A next step for the present project will be to analyse feedbacks from a larger expert group about the set of videos in order to make the descriptions of the sets more detailed. Then, based on this knowledge of how the sets are interpreted by experts, it will be valuable to investigate engineering students' reactions to the different sets of videos.

References

Bergsten, C., Engelbrecht, J., & Kågesten, O. (2015). Conceptual or procedural mathematics for engineering students - views of two qualified engineers from two countries. International Journal of Mathematical Education in Science and Technology.

Bryman, A. (2004). Social research methods. Oxford: Oxford University Press.

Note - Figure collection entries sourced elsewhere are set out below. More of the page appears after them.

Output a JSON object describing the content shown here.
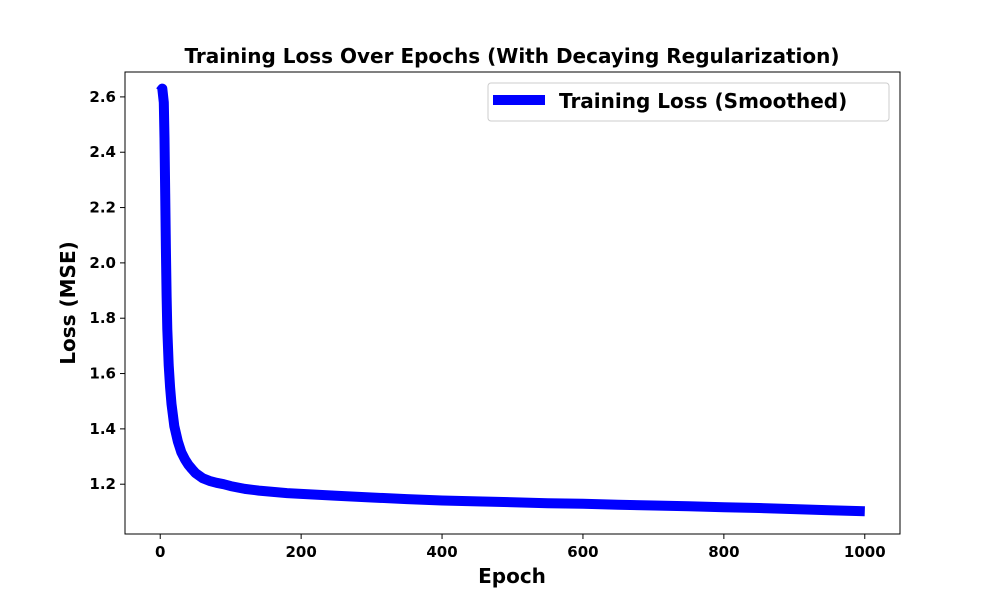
{
  "chart_data": {
    "type": "line",
    "title": "Training Loss Over Epochs (With Decaying Regularization)",
    "xlabel": "Epoch",
    "ylabel": "Loss (MSE)",
    "xlim": [
      -50,
      1050
    ],
    "ylim": [
      1.02,
      2.69
    ],
    "xticks": [
      0,
      200,
      400,
      600,
      800,
      1000
    ],
    "yticks": [
      1.2,
      1.4,
      1.6,
      1.8,
      2.0,
      2.2,
      2.4,
      2.6
    ],
    "grid": false,
    "legend_position": "top-right",
    "series": [
      {
        "name": "Training Loss (Smoothed)",
        "color": "#0000ff",
        "x": [
          0,
          3,
          5,
          6,
          7,
          8,
          9,
          10,
          12,
          14,
          16,
          18,
          20,
          25,
          30,
          35,
          40,
          45,
          50,
          60,
          70,
          80,
          90,
          100,
          110,
          120,
          140,
          160,
          180,
          200,
          250,
          300,
          350,
          400,
          450,
          500,
          550,
          600,
          650,
          700,
          750,
          800,
          850,
          900,
          950,
          1000
        ],
        "y": [
          2.62,
          2.63,
          2.58,
          2.45,
          2.25,
          2.05,
          1.88,
          1.76,
          1.63,
          1.55,
          1.49,
          1.45,
          1.41,
          1.355,
          1.315,
          1.29,
          1.27,
          1.255,
          1.24,
          1.222,
          1.212,
          1.205,
          1.2,
          1.193,
          1.188,
          1.183,
          1.177,
          1.172,
          1.168,
          1.165,
          1.158,
          1.152,
          1.146,
          1.141,
          1.138,
          1.135,
          1.131,
          1.129,
          1.126,
          1.123,
          1.12,
          1.117,
          1.114,
          1.11,
          1.106,
          1.102
        ]
      }
    ]
  }
}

Guo, P. J., Kim, J., & Rubin, R. (2014). How video production affects student engagement: An empirical study of MOOC videos. Association for Computing Machinery. from http://pgbovine.net/publications/edX-MOOC-video-production-and-engagement_LAS-2014.pdf

Hiebert, J., & Lefevre, P. (1986). Conceptual and procedural knowledge in mathematics: An introductory analysis. In J. Hiebert (Ed.), Conceptual and procedural knowledge: The case of mathematics (pp. 1-27). Hillesdale, NJ: Erlbaum.

Lithner, J. (2003). Students' mathematical reasoning in university textbook exercises. Educational Studies in Mathematics, 52(1), 29-55.

Mayer, R. E. (2005). The Camebridge Handbook of Multimedia Learning. New York: Camebridge University Press.